Ouvimos os empregadores queixarem-se da falta de preparação dos recém licenciados. Os professores do superior sacodem a culpa para os do secundário. Os do secundário para os do básico. Os do básico para os do primeiro ciclo. E, possivelmente, estes para os pais. Todos têm razão e todos fazem parte do problema e da solução.

O que se tem investido na educação nos últimos 30 anos não tem resultado. Mudar programas e currículos não tem sido mais do que desperdiçar dinheiros públicos. É preciso mudar pessoas. Professores, pais e alunos. Depois do 25 de Abril, assumiu-se que tudo traumatizava as crianças e os jovens. Em casa e na escola. Passaram a ser tratados como uns seres esquisitos susceptíveis a traumas pela mais pequena coisa. Nada lhes pode ser exigido mas eles podem exigir tudo. A palavra não deixou de fazer parte do vocabulário dos pais. Aqueles que ainda ousam pronunciar essa palavra, rapidamente a transformam num nim e depois num sim ou num silêncio permissivo. Quem manda em casa são os filhos. Os pequenos déspotas. Não se lhes ensina que há tempos de trabalho e tempos de lazer. Tudo para eles tem que ser a brincar. As novas pedagogias assim o determinam. As aulas não deviam ser tempos de lazer mas momentos de trabalho. Trabalho sério. A geração do pós 25 de Abril não aprendeu nem conteúdos programáticos nem a mais elementar cultura geral. A geração que hoje anda na casa dos trintas. Geração dos novos pais e dos novos professores.

Os portugueses não dão valor à aprendizagem. Toda e qualquer aprendizagem. As estatísticas mostram que metade dos portugueses não quer qualquer formação ao longo da vida. As crianças crescem a ver e viver isso. Crescem também a não dar valor a nada. Tudo o que têm é-lhes dado. Aparece. Sem mais.

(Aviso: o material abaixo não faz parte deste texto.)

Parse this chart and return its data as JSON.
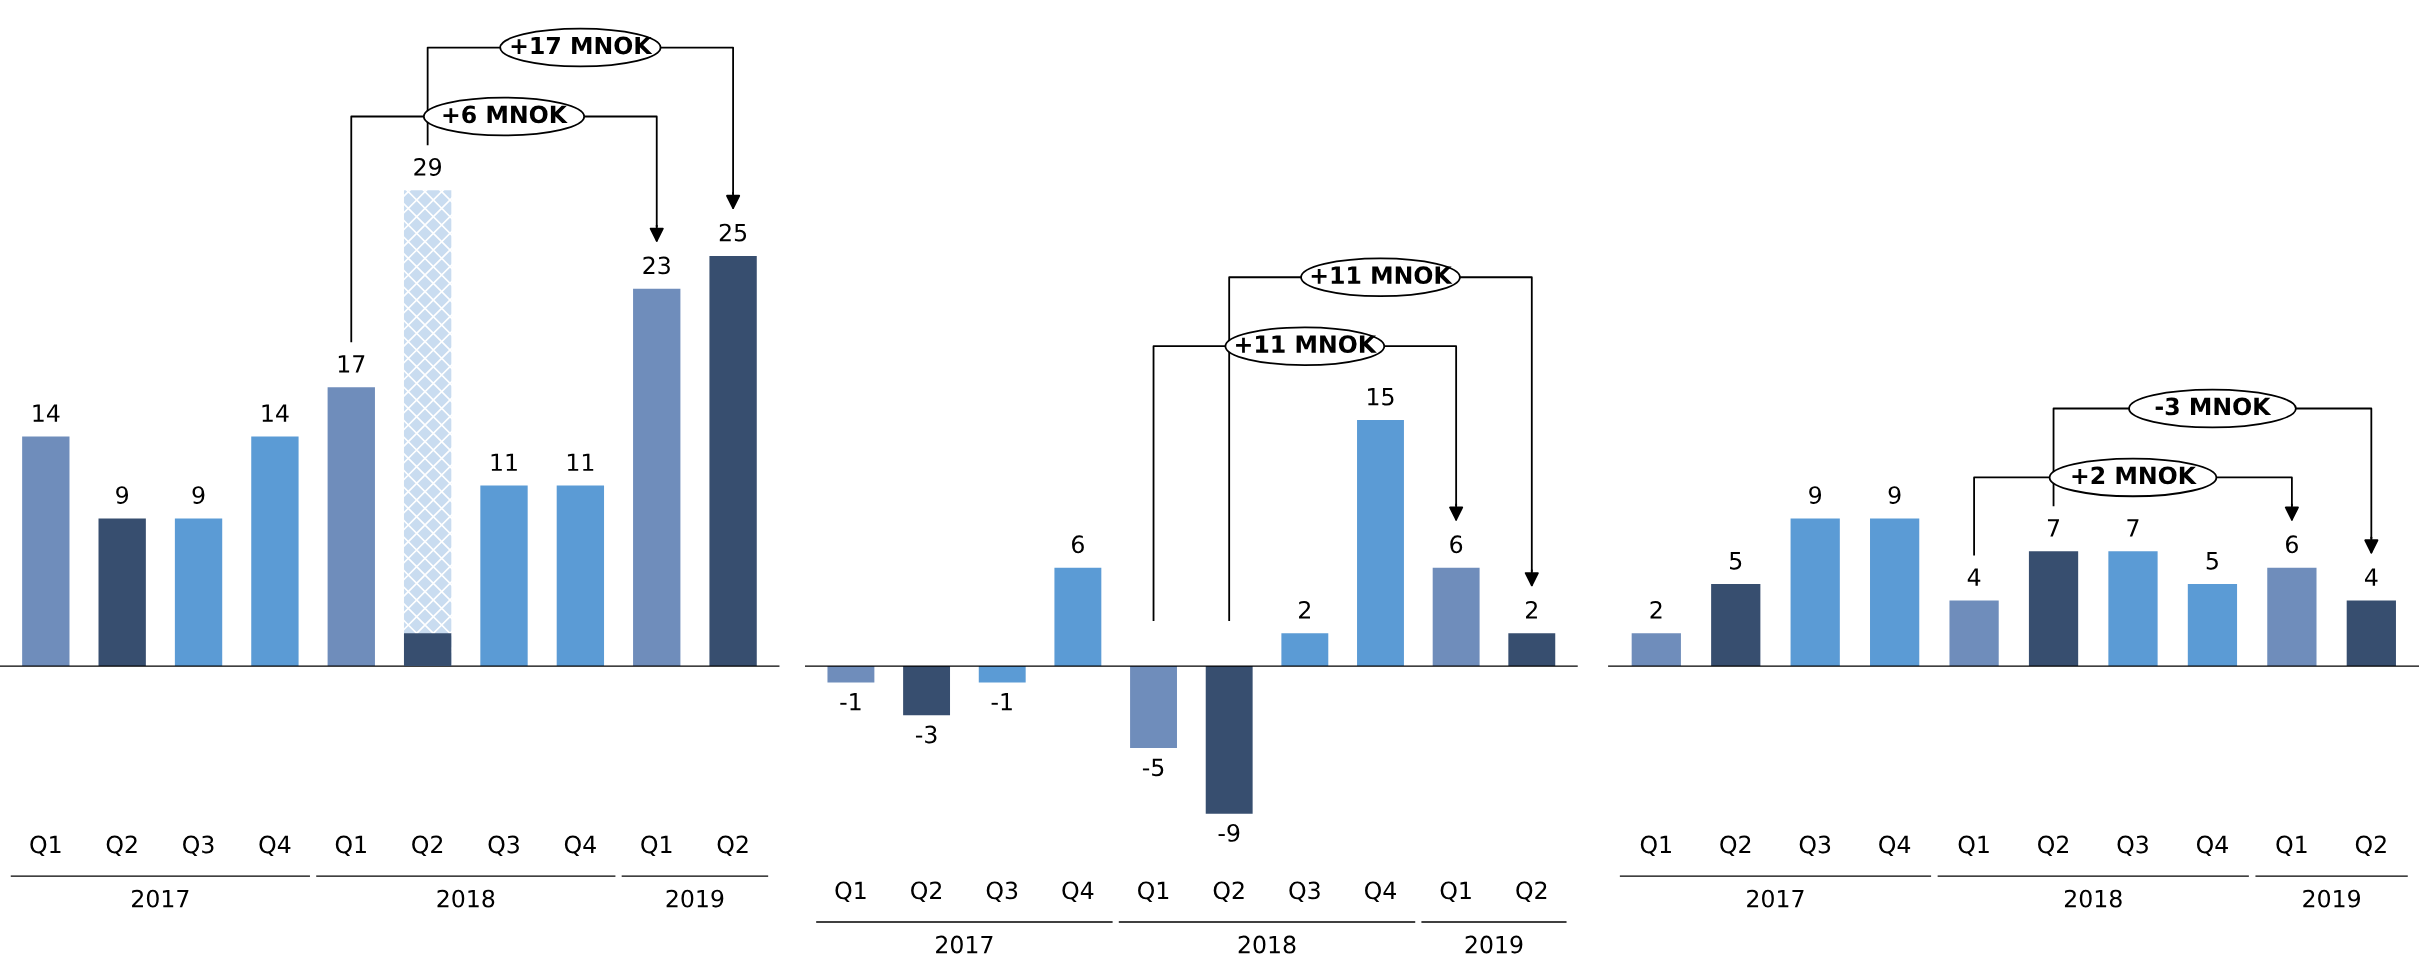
{
  "chart_data": [
    {
      "type": "bar",
      "categories": [
        "Q1",
        "Q2",
        "Q3",
        "Q4",
        "Q1",
        "Q2",
        "Q3",
        "Q4",
        "Q1",
        "Q2"
      ],
      "series": [
        {
          "colors": [
            "#6f8dbb",
            "#374e6f",
            "#5b9bd5",
            "#5b9bd5",
            "#6f8dbb",
            "#c9dcf0",
            "#5b9bd5",
            "#5b9bd5",
            "#6f8dbb",
            "#374e6f"
          ],
          "values": [
            14,
            9,
            9,
            14,
            17,
            29,
            11,
            11,
            23,
            25
          ],
          "value_labels": [
            "14",
            "9",
            "9",
            "14",
            "17",
            "29",
            "11",
            "11",
            "23",
            "25"
          ]
        },
        {
          "color": "#374e6f",
          "values": [
            null,
            null,
            null,
            null,
            null,
            2,
            null,
            null,
            null,
            null
          ],
          "value_labels": [
            null,
            null,
            null,
            null,
            null,
            null,
            null,
            null,
            null,
            null
          ]
        }
      ],
      "annotations": [
        "2017",
        "2018",
        "2019",
        "+17 MNOK",
        "+6 MNOK"
      ]
    },
    {
      "type": "bar",
      "categories": [
        "Q1",
        "Q2",
        "Q3",
        "Q4",
        "Q1",
        "Q2",
        "Q3",
        "Q4",
        "Q1",
        "Q2"
      ],
      "series": [
        {
          "colors": [
            "#6f8dbb",
            "#374e6f",
            "#5b9bd5",
            "#5b9bd5",
            "#6f8dbb",
            "#374e6f",
            "#5b9bd5",
            "#5b9bd5",
            "#6f8dbb",
            "#374e6f"
          ],
          "values": [
            -1,
            -3,
            -1,
            6,
            -5,
            -9,
            2,
            15,
            6,
            2
          ]
        }
      ],
      "data_labels": true,
      "annotations": [
        "2017",
        "2018",
        "2019",
        "+11 MNOK",
        "+11 MNOK"
      ]
    },
    {
      "type": "bar",
      "categories": [
        "Q1",
        "Q2",
        "Q3",
        "Q4",
        "Q1",
        "Q2",
        "Q3",
        "Q4",
        "Q1",
        "Q2"
      ],
      "series": [
        {
          "colors": [
            "#6f8dbb",
            "#374e6f",
            "#5b9bd5",
            "#5b9bd5",
            "#6f8dbb",
            "#374e6f",
            "#5b9bd5",
            "#5b9bd5",
            "#6f8dbb",
            "#374e6f"
          ],
          "values": [
            2,
            5,
            9,
            9,
            4,
            7,
            7,
            5,
            6,
            4
          ]
        }
      ],
      "data_labels": true,
      "annotations": [
        "2017",
        "2018",
        "2019",
        "-3 MNOK",
        "+2 MNOK"
      ]
    }
  ]
}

Nada é conquistado e por isso nada é valorizado. Quando chegam à escola querem uma aprovação ou uma determinada avaliação sem terem feito o esforço necessário para a conquistar. Em casa têm a televisão, os DVDs, as playstations a que recorrem quando lhes apetece sem qualquer limitação ou regra. Não são habituados, desde pequeninos a ter hábitos de disciplina, de esforço, de trabalho. Sem uma educação exigente não se formam cidadãos competentes. E com cidadãos incompetentes não pode haver uma educação exigente. Estamos num círculo vicioso.

Quando eu era miúda, havia uma prenda no Natal. Uma. À qual eu dava um valor incomensurável. Durante meses o meu brinquedo era explorado até à exaustão. Hoje as crianças têm tantos brinquedos que se limitam a rasgar o papel de embrulho e pôr para o lado para rasgar o papel da próxima que voltam a pôr para o lado. Aos meus netos não dou brinquedos. No Natal e nos anos coloco-lhes na conta aquilo que pensava despender numa prenda. Alguma coisa está mal para que um país pequeno e pobre como o nosso seja um dos que mais gasta em prendas no Natal. Podem-me dizer que os tempos são outros. É verdade. Mas não precisar de se fazer nada para ter tudo, tira o valor das coisas e não é educativo.

Comprava-se uma pasta de couro que durava toda a primária. Hoje têm – exigem – uma mochila, no mínimo, por cada ano escolar. E todo o material escolar tem que ser de uma determinada marca, mais cara evidentemente. Os portugueses não têm a noção das prioridades. Desde o mais humilde cidadão ao mais conceituado membro do Governo. Vemos isso em muitos alunos subsidiados pelos Serviços da Acção Social Escolar que vão para a escola com o seu telemóvel. Vemos isso no que se gasta com coisas não prioritárias nos gabinetes ministeriais ou nas autarquias, ou o que passou com o euro 2004. Os pais deviam explicar às crianças, desde pequeninas, que se tem o que é necessário e não o que se quer.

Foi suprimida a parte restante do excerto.